The writer was an anime and manga fan, so she started thinking what it might take to produce steampunk sorts of technology in Japan. Among other things, it occurred to her that if Tokugawa Japan had significant technology, they’d probably have been able to tell Commodore Perry where to get off when he arrived. Which, when she thought about it, could be a really good lever to reduce Japanese imperialism. This gave rise to the thought that, actually, if steampunk technology was global, imperialism all over might have looked very different; in fact, it might be possible to divert most imperialism after the 15th C this way. There would be wars, and lots of them, but if the technology and materials inequality was less then there might be far less, or at least altered, conquest and occupation.

Steampunk has a lot of literature that offers dire warnings about where humanity is headed, but it also has a strong current of optimism in it. Making scientific advances global, if diverse, and in the process reducing imperialist and colonialist events seemed like a good, steampunk sort of project. And wouldn’t it actually explain steampunk technology a whole lot better to assume it arose out of multiple centers of development, all exchanging and competing, and warring and trading, and inventing like mad?

It would also open up possibilities for experimenting with steampunk style in a far wider variety of cultures and aesthetics without, and this was very important, without simply reifying the deeply racist orientalism of Victorian Britain. Such “victorientalism”  has, sadly, been a trend in some corners of steampunk, and there’s simply no excuse for it. China would be a good place to start, the writer thought, China developed half of everything first anyway. And the Abbasid Caliphate during the Middle Ages, too. And perhaps something could be arranged in Mesoamerica…

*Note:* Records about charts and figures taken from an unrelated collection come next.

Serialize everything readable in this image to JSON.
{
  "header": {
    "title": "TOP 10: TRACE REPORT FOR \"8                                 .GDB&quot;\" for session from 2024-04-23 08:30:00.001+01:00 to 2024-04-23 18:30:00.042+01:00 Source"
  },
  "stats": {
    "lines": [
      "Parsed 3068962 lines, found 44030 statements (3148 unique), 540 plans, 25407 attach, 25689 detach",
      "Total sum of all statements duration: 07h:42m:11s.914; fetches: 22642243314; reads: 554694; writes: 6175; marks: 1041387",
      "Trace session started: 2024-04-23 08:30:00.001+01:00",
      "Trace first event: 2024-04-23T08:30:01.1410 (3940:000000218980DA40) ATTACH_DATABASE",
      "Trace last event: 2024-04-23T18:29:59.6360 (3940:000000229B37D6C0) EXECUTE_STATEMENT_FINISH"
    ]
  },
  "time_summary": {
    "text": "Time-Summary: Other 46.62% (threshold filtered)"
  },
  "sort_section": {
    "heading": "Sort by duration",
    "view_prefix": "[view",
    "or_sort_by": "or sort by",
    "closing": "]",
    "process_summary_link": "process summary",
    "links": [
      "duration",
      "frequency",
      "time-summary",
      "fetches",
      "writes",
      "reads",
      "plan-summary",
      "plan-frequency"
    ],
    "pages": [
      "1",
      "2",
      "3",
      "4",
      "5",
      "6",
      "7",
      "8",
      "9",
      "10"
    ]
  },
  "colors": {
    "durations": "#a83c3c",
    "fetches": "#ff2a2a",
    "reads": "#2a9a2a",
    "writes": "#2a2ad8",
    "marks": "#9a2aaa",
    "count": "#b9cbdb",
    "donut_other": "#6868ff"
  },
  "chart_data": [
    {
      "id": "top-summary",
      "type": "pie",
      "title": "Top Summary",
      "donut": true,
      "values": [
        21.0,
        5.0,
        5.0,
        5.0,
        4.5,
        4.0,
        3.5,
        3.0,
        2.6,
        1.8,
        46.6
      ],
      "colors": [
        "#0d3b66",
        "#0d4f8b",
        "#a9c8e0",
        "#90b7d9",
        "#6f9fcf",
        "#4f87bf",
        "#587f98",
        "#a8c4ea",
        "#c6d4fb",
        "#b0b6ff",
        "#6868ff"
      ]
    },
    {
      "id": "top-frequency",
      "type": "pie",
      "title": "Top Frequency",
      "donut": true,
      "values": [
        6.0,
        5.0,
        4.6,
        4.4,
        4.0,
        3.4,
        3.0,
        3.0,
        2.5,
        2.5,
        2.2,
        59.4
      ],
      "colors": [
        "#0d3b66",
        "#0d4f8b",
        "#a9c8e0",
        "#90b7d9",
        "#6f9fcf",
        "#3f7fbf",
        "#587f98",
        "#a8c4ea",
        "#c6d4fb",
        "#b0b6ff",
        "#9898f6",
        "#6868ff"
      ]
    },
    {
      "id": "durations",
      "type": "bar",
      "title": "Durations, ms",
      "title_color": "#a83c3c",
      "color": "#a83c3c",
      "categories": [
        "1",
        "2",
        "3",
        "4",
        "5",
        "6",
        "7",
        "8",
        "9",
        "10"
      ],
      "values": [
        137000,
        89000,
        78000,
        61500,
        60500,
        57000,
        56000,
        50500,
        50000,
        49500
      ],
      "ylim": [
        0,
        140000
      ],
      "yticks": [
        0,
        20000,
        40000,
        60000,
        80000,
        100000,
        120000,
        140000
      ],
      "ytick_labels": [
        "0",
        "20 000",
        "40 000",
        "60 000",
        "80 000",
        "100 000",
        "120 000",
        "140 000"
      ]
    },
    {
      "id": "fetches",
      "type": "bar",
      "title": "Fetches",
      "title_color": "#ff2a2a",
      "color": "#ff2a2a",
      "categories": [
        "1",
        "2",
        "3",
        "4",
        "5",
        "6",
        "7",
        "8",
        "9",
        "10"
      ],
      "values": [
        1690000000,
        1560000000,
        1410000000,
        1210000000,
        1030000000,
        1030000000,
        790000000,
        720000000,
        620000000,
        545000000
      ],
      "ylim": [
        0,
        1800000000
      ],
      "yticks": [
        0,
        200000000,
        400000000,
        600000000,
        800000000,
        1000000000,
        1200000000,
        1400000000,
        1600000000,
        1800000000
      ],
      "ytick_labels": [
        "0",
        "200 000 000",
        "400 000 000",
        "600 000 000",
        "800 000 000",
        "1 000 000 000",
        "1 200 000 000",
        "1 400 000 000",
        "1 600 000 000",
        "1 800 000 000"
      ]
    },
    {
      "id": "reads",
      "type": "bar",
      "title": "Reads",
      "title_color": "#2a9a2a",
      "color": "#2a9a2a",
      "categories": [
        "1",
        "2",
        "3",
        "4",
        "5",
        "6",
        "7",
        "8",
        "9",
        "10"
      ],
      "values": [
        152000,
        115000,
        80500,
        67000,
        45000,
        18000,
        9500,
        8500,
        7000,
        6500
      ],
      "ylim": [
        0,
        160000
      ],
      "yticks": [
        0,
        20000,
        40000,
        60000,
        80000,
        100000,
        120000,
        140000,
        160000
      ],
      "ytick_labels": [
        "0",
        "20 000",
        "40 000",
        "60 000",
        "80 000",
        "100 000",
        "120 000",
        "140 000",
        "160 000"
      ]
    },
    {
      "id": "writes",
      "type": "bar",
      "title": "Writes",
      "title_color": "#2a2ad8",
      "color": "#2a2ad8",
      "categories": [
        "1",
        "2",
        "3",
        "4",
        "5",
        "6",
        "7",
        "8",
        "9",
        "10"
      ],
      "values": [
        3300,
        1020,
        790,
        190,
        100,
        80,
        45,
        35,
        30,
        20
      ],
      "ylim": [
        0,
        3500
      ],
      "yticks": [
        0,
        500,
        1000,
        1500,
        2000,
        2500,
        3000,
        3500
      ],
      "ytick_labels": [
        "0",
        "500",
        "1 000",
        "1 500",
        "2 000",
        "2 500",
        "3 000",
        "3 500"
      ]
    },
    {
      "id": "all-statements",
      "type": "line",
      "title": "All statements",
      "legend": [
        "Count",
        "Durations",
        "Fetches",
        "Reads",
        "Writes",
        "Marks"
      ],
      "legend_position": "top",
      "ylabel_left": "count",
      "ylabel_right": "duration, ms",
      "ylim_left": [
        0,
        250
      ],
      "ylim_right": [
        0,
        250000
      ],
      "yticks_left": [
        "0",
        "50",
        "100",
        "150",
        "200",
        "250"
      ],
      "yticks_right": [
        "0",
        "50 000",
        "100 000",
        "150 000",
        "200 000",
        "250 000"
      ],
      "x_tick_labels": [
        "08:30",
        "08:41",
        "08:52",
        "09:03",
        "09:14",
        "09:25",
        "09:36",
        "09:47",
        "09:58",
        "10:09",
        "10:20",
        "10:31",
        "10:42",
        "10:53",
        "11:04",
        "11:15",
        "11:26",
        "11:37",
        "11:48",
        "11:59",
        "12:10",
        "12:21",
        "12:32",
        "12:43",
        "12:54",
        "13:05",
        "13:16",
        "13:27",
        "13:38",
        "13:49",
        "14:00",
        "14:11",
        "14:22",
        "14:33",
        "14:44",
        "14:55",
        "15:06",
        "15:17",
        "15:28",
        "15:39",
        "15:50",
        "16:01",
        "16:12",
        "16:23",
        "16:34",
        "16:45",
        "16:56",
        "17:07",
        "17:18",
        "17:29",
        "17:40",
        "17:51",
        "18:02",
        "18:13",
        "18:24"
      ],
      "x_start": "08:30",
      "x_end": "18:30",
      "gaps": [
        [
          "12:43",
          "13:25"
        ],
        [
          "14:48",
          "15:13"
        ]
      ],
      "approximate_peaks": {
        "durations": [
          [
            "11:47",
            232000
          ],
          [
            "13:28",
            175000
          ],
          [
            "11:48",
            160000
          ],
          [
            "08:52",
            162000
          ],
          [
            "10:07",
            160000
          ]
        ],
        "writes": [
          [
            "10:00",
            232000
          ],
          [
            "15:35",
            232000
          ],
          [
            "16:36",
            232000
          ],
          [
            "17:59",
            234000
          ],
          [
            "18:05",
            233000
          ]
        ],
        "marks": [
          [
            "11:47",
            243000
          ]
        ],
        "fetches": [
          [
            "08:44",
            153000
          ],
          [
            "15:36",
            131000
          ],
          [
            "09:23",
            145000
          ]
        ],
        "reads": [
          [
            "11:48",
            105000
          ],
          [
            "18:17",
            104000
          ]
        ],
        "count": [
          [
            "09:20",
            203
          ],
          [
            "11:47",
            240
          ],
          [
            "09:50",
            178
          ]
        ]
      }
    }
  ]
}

And so the Global Steampunk project was born.

Caveats: I am only one person, and not a scholar of history in particular. There is a whole lot that I didn’t get to!  My work  is intended merely as a starter, and if other people wish to add to it or revise it further, please feel free to use as much or as little of my work as you like.

I have world-built with as broad strokes and small tweaks as I could, attempting to leave the characters of the nations and cultures in question untouched. This is, in may ways, a found-art collage, using the theories of historians of the areas in question. But there are places where I had to make assumptions, as for example the notion that renewed study of Islamic Golden Age texts, involving as they do law and philosophy of the Abbasid Caliphate, would lead to a revival of the Caliphate in northern Africa. It is entirely possible I have, somewhere, stepped on a land-mine debate topic without fully understanding the implications. If this is so, I welcome having it pointed out, and I will do my best to remedy my understanding.

That doesn’t guarantee I’ll change my mind. Anyone who simply disagrees with my particular choice of historical diversion points, please see above re doing your own version.

As always, I trust that good writers, artists, and costumers will thoughtfully research any era or culture they want to work with and will not descend to mere appropriation with a fistful of gears pasted on. Or, at least, will not use me as an excuse if they do.